I’ve had really no issues at all staying on budget. Even in the stores I love. Yes, it’s easy to not buy something if I stay out of stores, but I also can’t show up for work in something sloppy or too casual, and with the change in season, that’s meant a few new items, though each has been carefully chosen to stay on budget. So going way off budget after an emotional upset gave me cause to stop and examine what was happening.
Second Challenge and Results:
This week, something happened that really floored me. It’s related to the previous emotional upset, and while I won’t get into details, it involved an incredible number of things lining up that I could never have foreseen or planned in a million years. I was in the strangest place at the strangest time and under the strangest conditions, none of which were of my intended making or planning. I witnessed something very specific to my life and the people in it. Let’s call it the Mother of All Coincidences.
Life can turn in an instant when the Universe lines certain things up to happen, and all I could do was–after freaking out–just step back and say, “I’m gonna let Deity take care of this one. I’m just gonna watch and not worry about what will come of this.”
It was such a God-moment to see this happen in this way that I became completely ungrounded. My BP and pulse shot sky-high. Afterwards, I sat in my car for a while in a random parking lot in the rain, trying to ground myself. I talked to my brother, talked to my daughter. Talked to some of the folks at work. Tried to calm down.
Food, I thought. But no, that’s a bad way to ground myself. The only food close by was loaded with sugar and gluten, and both are a bad idea.
I’ll go home and walk 10 miles, I thought. But it was raining too hard. Feet against Earth almost always works for me, but not this day!
Then I noticed the store next to the random parking lot where I sat with my BP and pulse still elevated. I had an item in the car that I needed to return, one that I’d noticed had a flaw when I got home with it. Once in the store, I felt the call of all those items I didn’t need, and some that I did (work-related). I ended up leaving an hour later with a few small things that I’d already budgeted for, again work-related, but the experience lifted a veil for me.
Making the Connection between Retail Therapy and Grounding
Whereas all my other disciplinary prowess was strong, it failed in times of extreme emotional duress and emotional/mental “ungrounding.” In the first case, I’d lost the person who has for years been my gravity as well as my wings. In the second case, I was so tied into the immense spiritual aspects and idea of Deity at work, that I could not come down from my clouds and find the solidity of Earth.
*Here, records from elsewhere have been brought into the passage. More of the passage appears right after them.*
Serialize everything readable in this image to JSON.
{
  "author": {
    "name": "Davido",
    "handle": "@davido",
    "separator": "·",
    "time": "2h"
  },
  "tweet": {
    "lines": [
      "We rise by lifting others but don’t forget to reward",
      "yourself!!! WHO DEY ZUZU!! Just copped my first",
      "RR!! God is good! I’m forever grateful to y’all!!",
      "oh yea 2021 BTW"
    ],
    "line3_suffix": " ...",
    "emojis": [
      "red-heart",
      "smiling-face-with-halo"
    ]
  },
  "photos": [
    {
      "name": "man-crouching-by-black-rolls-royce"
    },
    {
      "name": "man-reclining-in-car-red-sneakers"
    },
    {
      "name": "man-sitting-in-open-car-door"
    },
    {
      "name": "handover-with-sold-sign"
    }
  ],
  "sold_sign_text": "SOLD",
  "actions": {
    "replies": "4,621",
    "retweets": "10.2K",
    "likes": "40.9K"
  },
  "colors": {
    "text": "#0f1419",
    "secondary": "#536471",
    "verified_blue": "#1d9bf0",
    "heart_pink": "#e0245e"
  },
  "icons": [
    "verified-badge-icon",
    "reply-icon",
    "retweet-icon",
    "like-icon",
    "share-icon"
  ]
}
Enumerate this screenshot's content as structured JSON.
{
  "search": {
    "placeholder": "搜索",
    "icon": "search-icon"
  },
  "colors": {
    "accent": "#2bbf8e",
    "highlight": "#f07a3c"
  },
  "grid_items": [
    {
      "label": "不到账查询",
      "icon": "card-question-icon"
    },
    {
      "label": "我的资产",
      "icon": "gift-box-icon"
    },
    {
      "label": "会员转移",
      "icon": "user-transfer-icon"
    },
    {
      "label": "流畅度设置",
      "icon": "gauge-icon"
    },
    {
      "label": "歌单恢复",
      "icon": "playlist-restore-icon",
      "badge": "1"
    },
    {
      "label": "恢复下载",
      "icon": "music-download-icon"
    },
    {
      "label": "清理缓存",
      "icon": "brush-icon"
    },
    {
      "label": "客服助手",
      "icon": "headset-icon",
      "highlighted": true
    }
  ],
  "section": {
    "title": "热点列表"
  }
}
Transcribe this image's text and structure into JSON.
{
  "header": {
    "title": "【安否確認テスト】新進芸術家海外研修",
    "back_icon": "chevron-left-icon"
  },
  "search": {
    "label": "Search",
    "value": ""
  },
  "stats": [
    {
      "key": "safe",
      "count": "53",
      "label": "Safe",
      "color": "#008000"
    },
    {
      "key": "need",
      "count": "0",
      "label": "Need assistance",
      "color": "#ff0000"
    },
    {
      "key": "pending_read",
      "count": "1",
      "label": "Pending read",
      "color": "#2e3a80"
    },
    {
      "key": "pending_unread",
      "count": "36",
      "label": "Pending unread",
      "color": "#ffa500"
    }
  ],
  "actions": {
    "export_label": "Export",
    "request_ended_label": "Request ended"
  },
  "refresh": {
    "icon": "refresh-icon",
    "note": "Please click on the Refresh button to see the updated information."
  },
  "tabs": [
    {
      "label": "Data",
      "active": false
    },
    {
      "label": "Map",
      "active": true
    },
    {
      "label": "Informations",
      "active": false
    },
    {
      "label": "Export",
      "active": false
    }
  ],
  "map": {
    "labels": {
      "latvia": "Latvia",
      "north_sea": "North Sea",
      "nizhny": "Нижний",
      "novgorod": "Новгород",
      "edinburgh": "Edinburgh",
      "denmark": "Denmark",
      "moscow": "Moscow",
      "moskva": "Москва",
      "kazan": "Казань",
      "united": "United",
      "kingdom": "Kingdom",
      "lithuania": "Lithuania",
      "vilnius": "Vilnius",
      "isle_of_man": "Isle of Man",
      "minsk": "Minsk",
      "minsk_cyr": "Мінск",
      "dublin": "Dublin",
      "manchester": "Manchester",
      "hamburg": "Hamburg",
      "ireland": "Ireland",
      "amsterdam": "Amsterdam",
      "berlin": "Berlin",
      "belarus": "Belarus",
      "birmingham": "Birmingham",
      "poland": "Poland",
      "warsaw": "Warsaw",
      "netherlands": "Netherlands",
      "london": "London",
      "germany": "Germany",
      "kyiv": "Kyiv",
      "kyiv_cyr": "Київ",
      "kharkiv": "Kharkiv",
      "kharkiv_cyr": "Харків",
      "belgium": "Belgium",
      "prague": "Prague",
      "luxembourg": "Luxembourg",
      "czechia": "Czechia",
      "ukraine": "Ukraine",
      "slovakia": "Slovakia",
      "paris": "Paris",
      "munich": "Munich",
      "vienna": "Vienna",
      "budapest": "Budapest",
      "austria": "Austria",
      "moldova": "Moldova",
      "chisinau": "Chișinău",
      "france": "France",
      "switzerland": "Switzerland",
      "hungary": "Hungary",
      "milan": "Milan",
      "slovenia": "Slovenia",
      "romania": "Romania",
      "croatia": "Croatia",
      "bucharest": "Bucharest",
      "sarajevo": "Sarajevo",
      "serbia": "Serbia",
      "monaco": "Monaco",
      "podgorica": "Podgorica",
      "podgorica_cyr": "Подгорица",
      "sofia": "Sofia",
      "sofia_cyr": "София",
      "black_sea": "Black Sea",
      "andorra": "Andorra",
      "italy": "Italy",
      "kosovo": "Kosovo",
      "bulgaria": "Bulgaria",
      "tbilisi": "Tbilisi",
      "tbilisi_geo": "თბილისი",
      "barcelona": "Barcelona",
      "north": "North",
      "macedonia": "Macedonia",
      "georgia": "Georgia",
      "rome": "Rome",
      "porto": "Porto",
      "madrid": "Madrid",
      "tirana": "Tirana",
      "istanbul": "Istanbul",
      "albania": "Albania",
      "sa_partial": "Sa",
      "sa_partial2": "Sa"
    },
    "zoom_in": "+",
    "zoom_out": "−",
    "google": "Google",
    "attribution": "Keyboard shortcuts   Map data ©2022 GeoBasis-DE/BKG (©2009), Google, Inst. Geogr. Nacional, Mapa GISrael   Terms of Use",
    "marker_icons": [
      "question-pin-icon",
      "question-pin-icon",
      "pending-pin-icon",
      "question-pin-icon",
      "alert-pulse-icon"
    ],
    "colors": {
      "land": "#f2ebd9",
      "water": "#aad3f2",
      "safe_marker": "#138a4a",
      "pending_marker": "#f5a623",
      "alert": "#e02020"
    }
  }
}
I couldn’t ground myself through normal easy relaxation techniques (I’m usually well-grounded) or through more difficult and focused methods. When all else failed to ground me, I gravitated toward grounding myself by “acquiring the weight of physical stuff.”
Yes, the same kinds of physical “stuff” that I’ve been getting rid of, decluttering, lightening myself up spiritually.
I was ungrounded, and I needed to weigh myself down to feel tethered to the planet and reality, so without diagnosing what the problem was, I self-prescribed retail therapy.